範囲が明瞭な課題なら、すぐに調べて、答えを出す。でも、「何を、どうやればいいか、始めから自分で考えてごらん」と言うと、戸惑い、立ち止まる。昨日と比べてどうか、昨年と比べればどうかと、「過去の延長」の世界で仕事をしがちで、工夫もなく「昨日の続き」を重ねてしまう。

モノがあふれ、恵まれた環境で育ったゆえの「未開の地平」に挑む気概の後退か。社会人になったころにバブルが崩壊し、世間に停滞感が深まったことも、無縁ではないのかもしれない。

だが、そんな「過去の延長」に安住してしまったら、企業に明日はない。もっと工夫を凝らし、新しいことに挑戦する集団であってこそ、地平は拓ける。2013年4月に社長になると、社員へ呼びかけた。「過去にとらわれていては、成長はない。上司に否定されても、新たなことに挑戦しようという気概を、持ってほしい」。

ビジネス人生を遡ると、そんな思いは、シンガポール勤務時代にいちだんと強まった気がする。

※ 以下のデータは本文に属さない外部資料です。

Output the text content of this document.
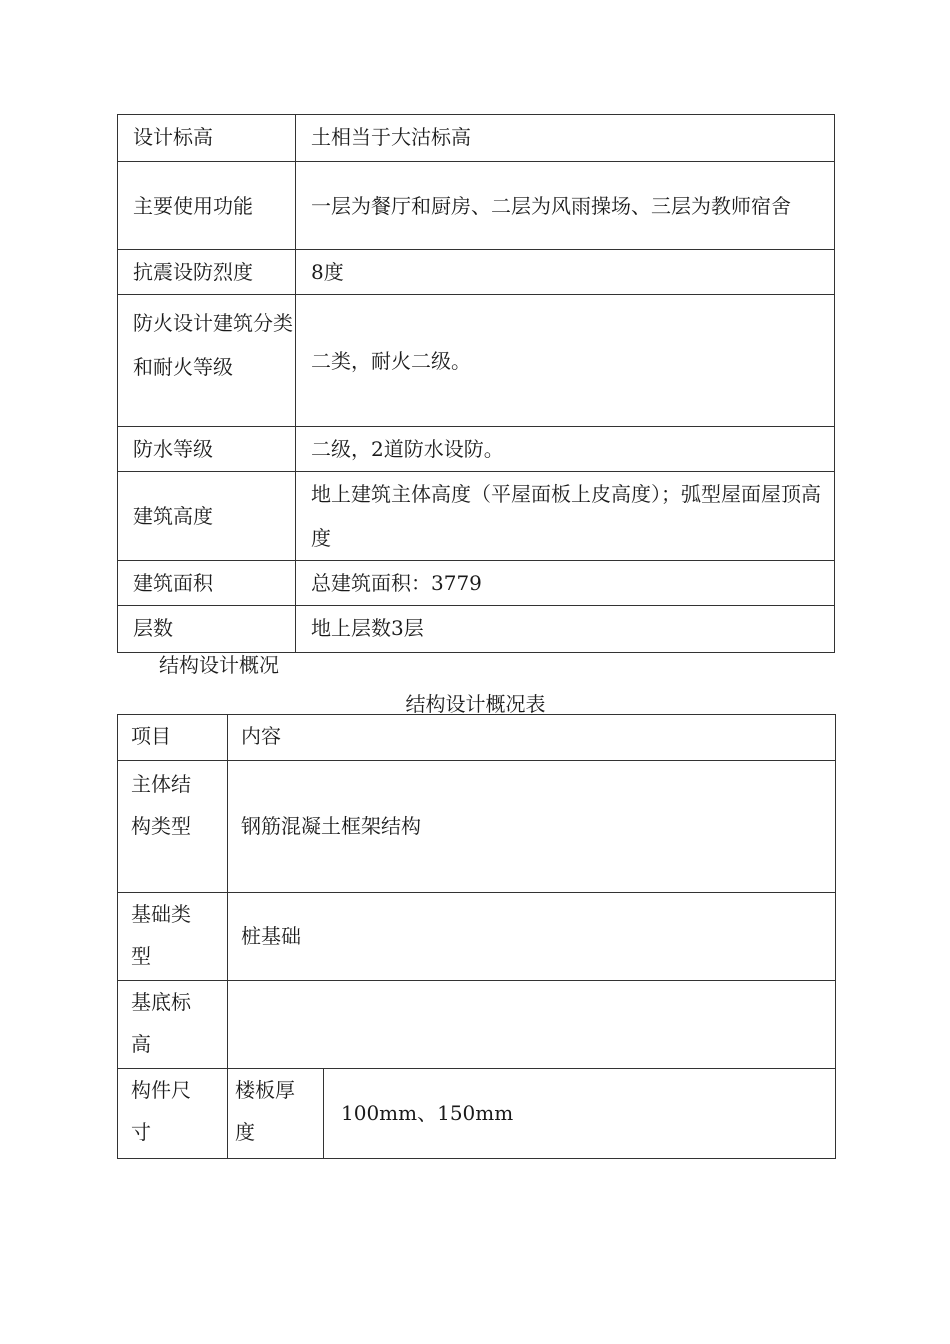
设计标高	土相当于大沽标高
主要使用功能	一层为餐厅和厨房、二层为风雨操场、三层为教师宿舍
抗震设防烈度	8度
防火设计建筑分类和耐火等级	二类，耐火二级。
防水等级	二级，2道防水设防。
建筑高度	地上建筑主体高度（平屋面板上皮高度）；弧型屋面屋顶高度
建筑面积	总建筑面积：3779
层数	地上层数3层
结构设计概况
结构设计概况表
项目	内容	
主体结构类型	钢筋混凝土框架结构	
基础类型	桩基础	
基底标高		
构件尺寸	楼板厚度	100mm、150mm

1997年11月、石油第一部の副部長から丸紅インターナショナル・ペトロリューム(シンガポール)の社長へ転じた。石油類のトレーディングが中心の会社で、自分もトレーダー出身だが、社長だけにやらせてはもらえない。でも、45歳、おとなしく「昨日の続き」を重ねるはずもない。

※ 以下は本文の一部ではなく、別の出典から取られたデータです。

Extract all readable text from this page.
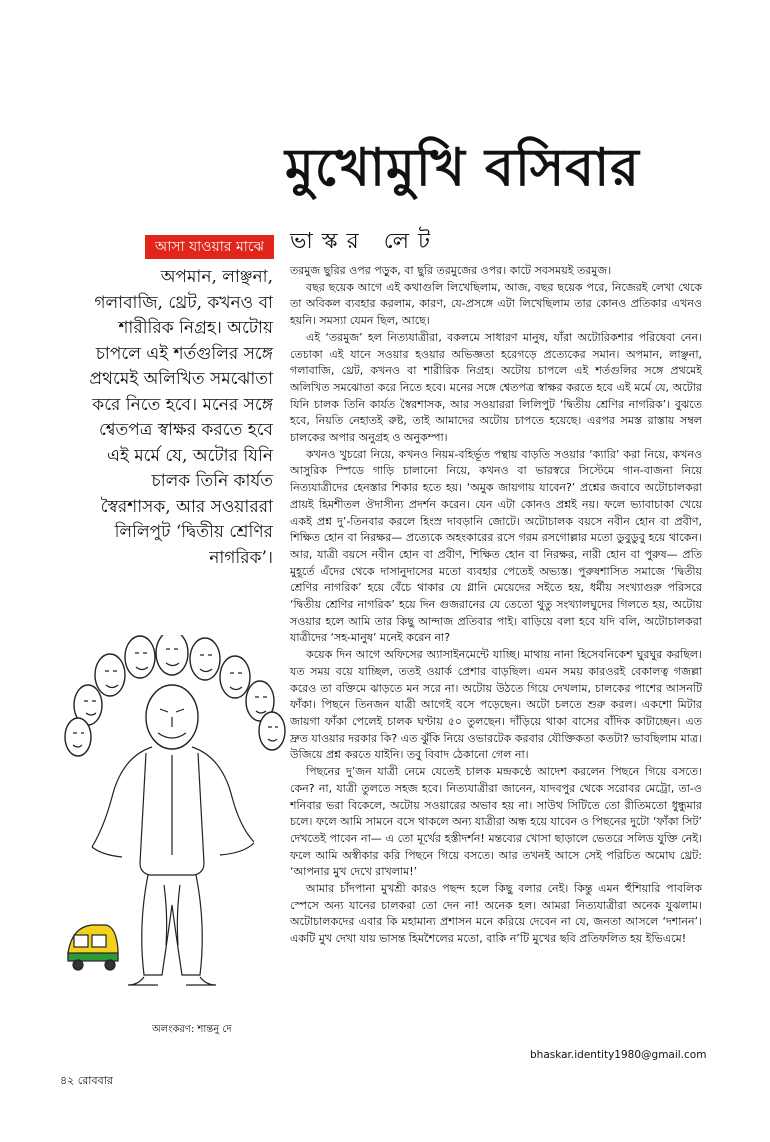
মুখোমুখি বসিবার
আসা যাওয়ার মাঝে	ভাস্কর লেট

অপমান, লাঞ্ছনা, গলাবাজি, থ্রেট, কখনও বা শারীরিক নিগ্রহ। অটোয় চাপলে এই শর্তগুলির সঙ্গে প্রথমেই অলিখিত সমঝোতা করে নিতে হবে। মনের সঙ্গে শ্বেতপত্র স্বাক্ষর করতে হবে এই মর্মে যে, অটোর যিনি চালক তিনি কার্যত স্বৈরশাসক, আর সওয়াররা লিলিপুট ‘দ্বিতীয় শ্রেণির নাগরিক’।

তরমুজ ছুরির ওপর পড়ুক, বা ছুরি তরমুজের ওপর। কাটে সবসময়ই তরমুজ।

বছর ছয়েক আগে এই কথাগুলি লিখেছিলাম, আজ, বছর ছয়েক পরে, নিজেরই লেখা থেকে তা অবিকল ব্যবহার করলাম, কারণ, যে-প্রসঙ্গে এটা লিখেছিলাম তার কোনও প্রতিকার এখনও হয়নি। সমস্যা যেমন ছিল, আছে।

এই ‘তরমুজ’ হল নিত্যযাত্রীরা, বকলমে সাধারণ মানুষ, যাঁরা অটোরিকশার পরিষেবা নেন। তেচাকা এই যানে সওয়ার হওয়ার অভিজ্ঞতা হরেগড়ে প্রত্যেকের সমান। অপমান, লাঞ্ছনা, গলাবাজি, থ্রেট, কখনও বা শারীরিক নিগ্রহ। অটোয় চাপলে এই শর্তগুলির সঙ্গে প্রথমেই অলিখিত সমঝোতা করে নিতে হবে। মনের সঙ্গে শ্বেতপত্র স্বাক্ষর করতে হবে এই মর্মে যে, অটোর যিনি চালক তিনি কার্যত স্বৈরশাসক, আর সওয়াররা লিলিপুট ‘দ্বিতীয় শ্রেণির নাগরিক’। বুঝতে হবে, নিয়তি নেহাতই রুষ্ট, তাই আমাদের অটোয় চাপতে হয়েছে। এরপর সমস্ত রাস্তায় সম্বল চালকের অপার অনুগ্রহ ও অনুকম্পা।

কখনও খুচরো নিয়ে, কখনও নিয়ম-বহির্ভূত পন্থায় বাড়তি সওয়ার ‘ক্যারি’ করা নিয়ে, কখনও আসুরিক স্পিডে গাড়ি চালানো নিয়ে, কখনও বা ভারস্বরে সিস্টেমে গান-বাজনা নিয়ে নিত্যযাত্রীদের হেনস্তার শিকার হতে হয়। ‘অমুক জায়গায় যাবেন?’ প্রশ্নের জবাবে অটোচালকরা প্রায়ই হিমশীতল ঔদাসীন্য প্রদর্শন করেন। যেন এটা কোনও প্রশ্নই নয়। ফলে ভ্যাবাচাকা খেয়ে একই প্রশ্ন দু’-তিনবার করলে হিংস্র দাবড়ানি জোটে। অটোচালক বয়সে নবীন হোন বা প্রবীণ, শিক্ষিত হোন বা নিরক্ষর— প্রত্যেকে অহংকারের রসে গরম রসগোল্লার মতো ডুবুডুবু হয়ে থাকেন। আর, যাত্রী বয়সে নবীন হোন বা প্রবীণ, শিক্ষিত হোন বা নিরক্ষর, নারী হোন বা পুরুষ— প্রতি মুহূর্তে এঁদের থেকে দাসানুদাসের মতো ব্যবহার পেতেই অভ্যস্ত। পুরুষশাসিত সমাজে ‘দ্বিতীয় শ্রেণির নাগরিক’ হয়ে বেঁচে থাকার যে গ্লানি মেয়েদের সইতে হয়, ধর্মীয় সংখ্যাগুরু পরিসরে ‘দ্বিতীয় শ্রেণির নাগরিক’ হয়ে দিন গুজরানের যে তেতো থুতু সংখ্যালঘুদের গিলতে হয়, অটোয় সওয়ার হলে আমি তার কিছু আন্দাজ প্রতিবার পাই। বাড়িয়ে বলা হবে যদি বলি, অটোচালকরা যাত্রীদের ‘সহ-মানুষ’ মনেই করেন না?

কয়েক দিন আগে অফিসের অ্যাসাইনমেন্টে যাচ্ছি। মাথায় নানা হিসেবনিকেশ ঘুরঘুর করছিল। যত সময় বয়ে যাচ্ছিল, ততই ওয়ার্ক প্রেশার বাড়ছিল। এমন সময় কারওরই বেকালত্ব গজল্লা করেও তা বক্তিমে ঝাড়তে মন সরে না। অটোয় উঠতে গিয়ে দেখলাম, চালকের পাশের আসনটি ফাঁকা। পিছনে তিনজন যাত্রী আগেই বসে পড়েছেন। অটো চলতে শুরু করল। একশো মিটার জায়গা ফাঁকা পেলেই চালক ঘণ্টায় ৫০ তুলছেন। দাঁড়িয়ে থাকা বাসের বাঁদিক কাটাচ্ছেন। এত দ্রুত যাওয়ার দরকার কি? এত ঝুঁকি নিয়ে ওভারটেক করবার যৌক্তিকতা কতটা? ভাবছিলাম মাত্র। উজিয়ে প্রশ্ন করতে যাইনি। তবু বিবাদ ঠেকানো গেল না।

পিছনের দু’জন যাত্রী নেমে যেতেই চালক মন্দ্রকণ্ঠে আদেশ করলেন পিছনে গিয়ে বসতে। কেন? না, যাত্রী তুলতে সহজ হবে। নিত্যযাত্রীরা জানেন, যাদবপুর থেকে সরোবর মেট্রো, তা-ও শনিবার ভরা বিকেলে, অটোয় সওয়ারের অভাব হয় না। সাউথ সিটিতে তো রীতিমতো ধুন্ধুমার চলে। ফলে আমি সামনে বসে থাকলে অন্য যাত্রীরা অন্ধ হয়ে যাবেন ও পিছনের দুটো ‘ফাঁকা সিট’ দেখতেই পাবেন না— এ তো মূর্খের হস্তীদর্শন! মন্তব্যের খোসা ছাড়ালে ভেতরে সলিড যুক্তি নেই। ফলে আমি অস্বীকার করি পিছনে গিয়ে বসতে। আর তখনই আসে সেই পরিচিত অমোঘ থ্রেট: ‘আপনার মুখ দেখে রাখলাম!’

আমার চাঁদপানা মুখশ্রী কারও পছন্দ হলে কিছু বলার নেই। কিন্তু এমন হুঁশিয়ারি পাবলিক স্পেসে অন্য যানের চালকরা তো দেন না! অনেক হল। আমরা নিত্যযাত্রীরা অনেক যুঝলাম। অটোচালকদের এবার কি মহামান্য প্রশাসন মনে করিয়ে দেবেন না যে, জনতা আসলে ‘দশানন’। একটি মুখ দেখা যায় ভাসন্ত হিমশৈলের মতো, বাকি ন’টি মুখের ছবি প্রতিফলিত হয় ইভিএমে!

অলংকরণ: শান্তনু দে
bhaskar.identity1980@gmail.com
৪২ রোববার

商社は、長く、仲介的な取扱高の競争に力が入り、バランスシート(貸借対照表)に乗る資産や負債の中身への関心は薄かった。シンガポールにいくと、アジアでも仲介手数料を目指すだけの取引が目立ち、危うさを感じたものもある。さらにアジア金融危機が勃発し、様々なリスクが顕在化した。もはや古い手法は捨て、ビジネスモデルを一新すべき時期を迎え、取引は「必ず、手にする資産の内容に留意しろ」となっていく。

ただ、自分たちはトレーダー集団だから、扱うのはバランスシートに食い込む与信のリスクではなく、相場の変動リスク。そこへ果敢に挑もうと決め、アジア専門のトレーダーを核にしたチームをつくろう、と考えた。当時、シンガポール市場は活況で、国際石油会社の敏腕トレーダーが集まっていた。その何人かをスカウトし、最強集団の新会社をつくる構想だ。

トレーダーの世界は、腕一本で渡り歩く例も多い。取引のあった会社などから、6人が移籍に応じた。ところが、3人を抜かれる石油会社の現地法人の社長が怒り出し、2カ月間の「出入り禁止」を言い渡される、さらに、自社の全世界の社員に「丸紅とは取引するな」とのメールも流された。

バブル崩壊の影響を受け、90年代半ばから丸紅の業績は低迷、シンガポールに赴任した年は46年ぶりの最終赤字となっていた。苦境から脱するには、新たな地平を切り拓くことが欠かせない。アジアや米国で電力の開発や供給に乗り出し、カタールからLNGの輸入を始めるなど、社内には挑戦する機運も出ていた。でも、本社は、待ったをかけてきた。怒りを発したのは、丸紅の重要な取引先。アジアの成長力などを説いたが、叱責を受け、新会社設立は幻に終わる。こうした経験が、社長就任時のメッセージを生んでいく。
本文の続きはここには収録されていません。